An alumna long-remembered

Finding those words is something the author has a gift for doing, said Cedric Bryant, Lee Family Professor of English, who is teaching a course on Whitehead this semester. It is Bryant’s last semester teaching at Colby before his retirement, and it felt significant to have Whitehead come to the College and spend time with the students who are reading five of his 11 books right now. 

In addition to the reading, Whitehead attended Bryant’s class on Wednesday and returned to the Gordon Center for a question-and-answer session that evening. 

“In my view, it should be something that becomes standard practice, that when we invite distinguished people, we try to put them together with students in as many ways as possible,” Bryant said. 

Colson Whitehead spent time on campus with students this week along with giving a reading and participating in a question-and-answer event.

During his introduction to Whitehead, the professor also shared some appreciative words about the alumna for whom the writer-in-residence series is named. Kristina Stahl ’99 was an English major, a women’s studies minor, and a star athlete who played lacrosse and soccer. At Colby, Stahl, who died in 2002, loved frequent interactions and seminars with authors and all genres of writing. 

“It has been almost 30 years since Kristina Stahl was a student in my African-American literature course in the fall of 1996,” Bryant said. “But memory recalls her passion for social justice and racial justice clearly. The most precocious students over 35 years of teaching at Colby are not easily forgotten.”  

A writing life

For Whitehead, writing sounded like the perfect career for a kid who loved reading comic books and science fiction and adored Stephen King. 

“It seemed when I was in seventh or eighth grade that being a writer could be a great job,” he said during the reading. “You could work from home. You didn’t have to wear clothes or talk to people, and you could just make up stuff all day.” 

As with the best kind of fiction, however, Whitehead’s trajectory was not quite that simple, and his works are not, either. He has become a singular literary voice who writes across genres and whose stories span centuries of American history. So far, they’ve included detective fiction, science fiction, allegory, neo-slave narrative, historical fiction, and more. He’s currently working on both a science fiction work set in the Star Wars universe and a love story set on the eve of the Russian Revolution.  

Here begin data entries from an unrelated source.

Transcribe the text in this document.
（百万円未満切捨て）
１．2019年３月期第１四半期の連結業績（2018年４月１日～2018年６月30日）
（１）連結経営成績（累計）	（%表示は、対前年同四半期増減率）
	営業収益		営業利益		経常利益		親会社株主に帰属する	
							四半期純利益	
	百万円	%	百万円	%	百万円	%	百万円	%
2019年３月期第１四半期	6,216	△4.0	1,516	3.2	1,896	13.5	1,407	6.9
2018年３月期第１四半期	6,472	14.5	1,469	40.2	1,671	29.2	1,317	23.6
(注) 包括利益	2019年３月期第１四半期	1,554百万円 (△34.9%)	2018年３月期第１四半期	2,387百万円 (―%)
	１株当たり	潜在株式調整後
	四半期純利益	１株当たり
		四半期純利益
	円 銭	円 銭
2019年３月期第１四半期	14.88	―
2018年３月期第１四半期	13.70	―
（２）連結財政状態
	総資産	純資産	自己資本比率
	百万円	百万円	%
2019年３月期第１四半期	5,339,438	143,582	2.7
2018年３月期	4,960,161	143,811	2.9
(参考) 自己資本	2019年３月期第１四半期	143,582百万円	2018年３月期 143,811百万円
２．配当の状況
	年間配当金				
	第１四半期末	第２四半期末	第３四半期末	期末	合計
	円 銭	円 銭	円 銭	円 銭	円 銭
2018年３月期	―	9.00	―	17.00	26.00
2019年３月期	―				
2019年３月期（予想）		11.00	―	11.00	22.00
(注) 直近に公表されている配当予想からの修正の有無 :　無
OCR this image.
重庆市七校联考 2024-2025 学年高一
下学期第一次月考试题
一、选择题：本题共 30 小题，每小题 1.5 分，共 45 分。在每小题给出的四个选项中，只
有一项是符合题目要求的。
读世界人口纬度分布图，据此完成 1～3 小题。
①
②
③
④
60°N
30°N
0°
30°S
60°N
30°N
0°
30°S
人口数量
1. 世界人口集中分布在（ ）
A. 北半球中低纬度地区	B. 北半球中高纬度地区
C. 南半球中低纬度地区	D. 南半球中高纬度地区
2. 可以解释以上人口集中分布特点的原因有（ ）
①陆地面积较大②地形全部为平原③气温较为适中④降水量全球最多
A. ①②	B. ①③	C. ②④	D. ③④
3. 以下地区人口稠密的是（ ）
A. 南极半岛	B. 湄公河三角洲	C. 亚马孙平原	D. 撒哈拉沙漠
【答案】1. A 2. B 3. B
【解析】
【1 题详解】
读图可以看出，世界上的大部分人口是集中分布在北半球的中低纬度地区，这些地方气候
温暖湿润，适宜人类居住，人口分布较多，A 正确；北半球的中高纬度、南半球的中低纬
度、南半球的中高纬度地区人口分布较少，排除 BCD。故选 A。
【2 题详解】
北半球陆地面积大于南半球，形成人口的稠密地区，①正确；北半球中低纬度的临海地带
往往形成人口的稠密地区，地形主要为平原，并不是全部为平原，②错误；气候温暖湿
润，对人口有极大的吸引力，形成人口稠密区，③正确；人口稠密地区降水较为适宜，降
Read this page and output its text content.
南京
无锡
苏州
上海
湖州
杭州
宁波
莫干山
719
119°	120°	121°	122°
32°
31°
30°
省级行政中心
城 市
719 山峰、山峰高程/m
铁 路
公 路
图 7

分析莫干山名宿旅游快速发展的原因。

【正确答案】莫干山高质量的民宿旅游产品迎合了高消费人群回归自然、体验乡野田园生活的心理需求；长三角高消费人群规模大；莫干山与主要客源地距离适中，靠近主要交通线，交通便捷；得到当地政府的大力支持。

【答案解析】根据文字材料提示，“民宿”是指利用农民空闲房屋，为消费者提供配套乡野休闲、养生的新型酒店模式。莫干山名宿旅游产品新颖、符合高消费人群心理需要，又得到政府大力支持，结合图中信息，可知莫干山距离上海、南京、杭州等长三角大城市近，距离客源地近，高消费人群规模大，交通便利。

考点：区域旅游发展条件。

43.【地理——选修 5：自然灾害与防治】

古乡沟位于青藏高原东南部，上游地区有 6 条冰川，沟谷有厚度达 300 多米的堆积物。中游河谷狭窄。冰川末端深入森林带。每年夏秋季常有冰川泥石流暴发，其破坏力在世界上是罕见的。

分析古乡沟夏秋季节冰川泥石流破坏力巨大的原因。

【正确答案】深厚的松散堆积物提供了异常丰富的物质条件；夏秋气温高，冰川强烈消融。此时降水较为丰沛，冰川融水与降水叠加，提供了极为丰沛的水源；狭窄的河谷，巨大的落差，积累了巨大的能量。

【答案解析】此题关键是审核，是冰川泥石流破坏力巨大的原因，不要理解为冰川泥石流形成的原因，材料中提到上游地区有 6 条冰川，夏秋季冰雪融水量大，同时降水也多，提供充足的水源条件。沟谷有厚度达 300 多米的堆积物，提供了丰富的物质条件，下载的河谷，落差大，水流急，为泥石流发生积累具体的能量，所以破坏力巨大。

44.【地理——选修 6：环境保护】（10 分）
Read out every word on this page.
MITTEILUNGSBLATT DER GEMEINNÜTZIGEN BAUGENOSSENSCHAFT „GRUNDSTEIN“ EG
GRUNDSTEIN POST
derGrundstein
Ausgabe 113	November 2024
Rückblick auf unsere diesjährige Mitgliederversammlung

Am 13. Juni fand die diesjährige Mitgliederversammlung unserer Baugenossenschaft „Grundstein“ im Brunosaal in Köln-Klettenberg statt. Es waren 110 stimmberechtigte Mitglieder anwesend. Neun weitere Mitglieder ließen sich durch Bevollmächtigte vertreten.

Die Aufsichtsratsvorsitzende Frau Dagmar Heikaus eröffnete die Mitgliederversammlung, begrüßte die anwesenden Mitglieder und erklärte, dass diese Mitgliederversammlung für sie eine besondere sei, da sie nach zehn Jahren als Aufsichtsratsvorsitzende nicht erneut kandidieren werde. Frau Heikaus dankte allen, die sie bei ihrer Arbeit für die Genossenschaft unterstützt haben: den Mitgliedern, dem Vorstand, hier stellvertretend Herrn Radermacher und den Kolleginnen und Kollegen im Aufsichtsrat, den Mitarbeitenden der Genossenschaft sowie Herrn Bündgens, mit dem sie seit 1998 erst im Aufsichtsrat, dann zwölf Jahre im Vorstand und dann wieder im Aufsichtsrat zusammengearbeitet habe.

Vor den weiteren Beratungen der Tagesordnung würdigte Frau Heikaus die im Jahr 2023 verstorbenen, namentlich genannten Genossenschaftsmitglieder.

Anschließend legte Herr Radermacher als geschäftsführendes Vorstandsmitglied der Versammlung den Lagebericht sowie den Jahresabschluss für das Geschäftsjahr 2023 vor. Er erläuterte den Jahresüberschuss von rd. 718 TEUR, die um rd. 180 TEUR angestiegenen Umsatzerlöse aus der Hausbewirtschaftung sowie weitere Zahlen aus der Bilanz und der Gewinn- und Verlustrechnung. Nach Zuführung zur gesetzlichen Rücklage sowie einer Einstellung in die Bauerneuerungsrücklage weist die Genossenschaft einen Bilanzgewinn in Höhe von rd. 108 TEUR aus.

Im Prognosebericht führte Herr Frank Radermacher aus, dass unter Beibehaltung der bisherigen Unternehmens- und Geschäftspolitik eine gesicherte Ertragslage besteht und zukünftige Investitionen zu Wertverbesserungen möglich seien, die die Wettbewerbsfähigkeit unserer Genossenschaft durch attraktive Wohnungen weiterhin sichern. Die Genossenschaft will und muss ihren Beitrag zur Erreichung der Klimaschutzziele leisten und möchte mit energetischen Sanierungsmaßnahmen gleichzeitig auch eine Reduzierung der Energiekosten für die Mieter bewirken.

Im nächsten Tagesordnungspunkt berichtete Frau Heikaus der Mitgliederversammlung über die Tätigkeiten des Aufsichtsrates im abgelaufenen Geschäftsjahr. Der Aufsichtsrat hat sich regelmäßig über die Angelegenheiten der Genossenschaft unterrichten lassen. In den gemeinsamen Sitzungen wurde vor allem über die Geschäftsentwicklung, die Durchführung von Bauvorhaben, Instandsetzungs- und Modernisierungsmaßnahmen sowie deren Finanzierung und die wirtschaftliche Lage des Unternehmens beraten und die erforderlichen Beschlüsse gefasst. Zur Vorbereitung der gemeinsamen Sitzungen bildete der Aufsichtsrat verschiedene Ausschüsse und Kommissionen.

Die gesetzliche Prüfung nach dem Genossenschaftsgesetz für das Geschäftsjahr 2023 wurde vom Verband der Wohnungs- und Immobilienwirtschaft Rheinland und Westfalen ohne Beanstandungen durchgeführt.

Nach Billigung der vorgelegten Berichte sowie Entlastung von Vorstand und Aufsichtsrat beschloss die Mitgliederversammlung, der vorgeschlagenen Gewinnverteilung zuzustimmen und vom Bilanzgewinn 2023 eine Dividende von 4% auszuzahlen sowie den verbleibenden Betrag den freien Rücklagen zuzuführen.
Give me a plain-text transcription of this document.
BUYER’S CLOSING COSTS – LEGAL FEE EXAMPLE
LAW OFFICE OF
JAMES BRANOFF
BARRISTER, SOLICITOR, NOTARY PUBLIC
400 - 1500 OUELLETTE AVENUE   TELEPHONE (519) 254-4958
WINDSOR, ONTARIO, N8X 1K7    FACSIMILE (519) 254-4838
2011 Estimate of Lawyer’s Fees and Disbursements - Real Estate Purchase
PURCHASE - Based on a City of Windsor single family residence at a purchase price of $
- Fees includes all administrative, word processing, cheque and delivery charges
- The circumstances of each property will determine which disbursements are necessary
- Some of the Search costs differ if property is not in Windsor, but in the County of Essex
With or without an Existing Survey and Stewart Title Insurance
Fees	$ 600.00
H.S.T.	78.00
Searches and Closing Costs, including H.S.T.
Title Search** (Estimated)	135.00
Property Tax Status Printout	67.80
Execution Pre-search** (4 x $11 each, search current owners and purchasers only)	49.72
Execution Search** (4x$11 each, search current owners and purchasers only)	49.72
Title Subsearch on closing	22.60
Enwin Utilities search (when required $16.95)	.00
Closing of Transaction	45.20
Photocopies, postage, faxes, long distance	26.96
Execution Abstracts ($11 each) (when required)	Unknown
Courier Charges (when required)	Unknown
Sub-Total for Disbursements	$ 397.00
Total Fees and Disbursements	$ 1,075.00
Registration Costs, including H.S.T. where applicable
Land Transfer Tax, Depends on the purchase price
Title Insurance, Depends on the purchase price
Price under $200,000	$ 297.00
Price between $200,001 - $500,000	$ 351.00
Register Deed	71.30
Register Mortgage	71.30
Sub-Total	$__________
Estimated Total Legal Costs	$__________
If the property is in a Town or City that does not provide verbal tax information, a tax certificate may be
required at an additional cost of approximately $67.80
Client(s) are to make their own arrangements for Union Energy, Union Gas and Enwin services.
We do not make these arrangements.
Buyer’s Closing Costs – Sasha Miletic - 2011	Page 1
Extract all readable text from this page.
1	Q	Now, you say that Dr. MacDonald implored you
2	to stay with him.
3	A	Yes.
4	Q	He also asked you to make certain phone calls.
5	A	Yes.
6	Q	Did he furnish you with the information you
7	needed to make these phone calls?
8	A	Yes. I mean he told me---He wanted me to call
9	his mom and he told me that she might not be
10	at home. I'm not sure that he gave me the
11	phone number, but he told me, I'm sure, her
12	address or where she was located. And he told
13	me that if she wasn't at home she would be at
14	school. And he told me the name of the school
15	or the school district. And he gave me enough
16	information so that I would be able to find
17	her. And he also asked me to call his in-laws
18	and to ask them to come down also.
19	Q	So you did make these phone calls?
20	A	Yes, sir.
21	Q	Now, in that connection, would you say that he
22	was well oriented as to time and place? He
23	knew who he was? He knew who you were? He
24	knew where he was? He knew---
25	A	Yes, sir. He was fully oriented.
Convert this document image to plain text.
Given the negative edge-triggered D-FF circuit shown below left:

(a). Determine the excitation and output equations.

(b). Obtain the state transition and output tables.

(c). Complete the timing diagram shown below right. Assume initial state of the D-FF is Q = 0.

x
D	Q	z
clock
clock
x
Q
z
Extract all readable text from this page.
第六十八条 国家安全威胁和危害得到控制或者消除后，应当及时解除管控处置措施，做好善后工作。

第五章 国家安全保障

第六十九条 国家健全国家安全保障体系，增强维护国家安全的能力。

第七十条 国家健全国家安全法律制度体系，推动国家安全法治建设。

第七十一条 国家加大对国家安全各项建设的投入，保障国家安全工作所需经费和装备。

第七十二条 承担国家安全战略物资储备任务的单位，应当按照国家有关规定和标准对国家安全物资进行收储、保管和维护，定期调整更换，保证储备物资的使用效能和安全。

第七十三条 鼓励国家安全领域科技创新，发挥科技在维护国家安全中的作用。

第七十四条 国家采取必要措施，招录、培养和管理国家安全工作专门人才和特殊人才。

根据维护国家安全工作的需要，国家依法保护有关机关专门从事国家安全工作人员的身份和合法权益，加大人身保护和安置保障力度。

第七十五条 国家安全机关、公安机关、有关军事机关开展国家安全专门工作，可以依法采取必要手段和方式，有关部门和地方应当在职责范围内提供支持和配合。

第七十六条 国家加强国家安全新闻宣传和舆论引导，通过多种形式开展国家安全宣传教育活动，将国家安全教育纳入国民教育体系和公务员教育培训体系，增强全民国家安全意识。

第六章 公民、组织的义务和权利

“There are a lot of white people in it, so for research, I’m watching reruns of The Golden Girls,” he said as the audience guffawed appreciatively.

Colson Whitehead signs a copy of his Pulitzer Prize-winning book The Nickel Boys after giving a reading on campus.

No matter the genre, Whitehead’s works showcase his imaginative powers, dazzling skills as a wordsmith, and commitment to finding a way to show people events and realities that can be hard to see. His inspirations come from all kinds of places: dreams, Twitter (now X), a 1990s report on NBC’s Dateline about an escalator inspector, or the way that as a child the phrase “Underground Railroad” made him think there was a real train running beneath the ground. 

“If you can find the right combination of words, maybe thousands and thousands of people can see it the way you see it,” he said. 

A meaningful visit to Mayflower Hill

Alayna Blier ’26, an English major who is taking Bryant’s course, said that meeting and listening to the author this week was inspirational. 

“Meeting such a famous author reminded me that he’s just another person with an inner life of his own, who happens to be a very talented writer,” she said. 

Blier described Whitehead’s reading Tuesday night as “very real and relatable,” and said she felt even more connected to the books she’s reading in class because of the experience of meeting him. 

“It is so cool that Colson Whitehead has acknowledged and attended the class that studies him and appreciates how we are appreciating his talent,” she said. “I am endlessly grateful for this once-in-a-lifetime opportunity. I will definitely be bragging about sitting next to a famous author in a class about him for years to come.”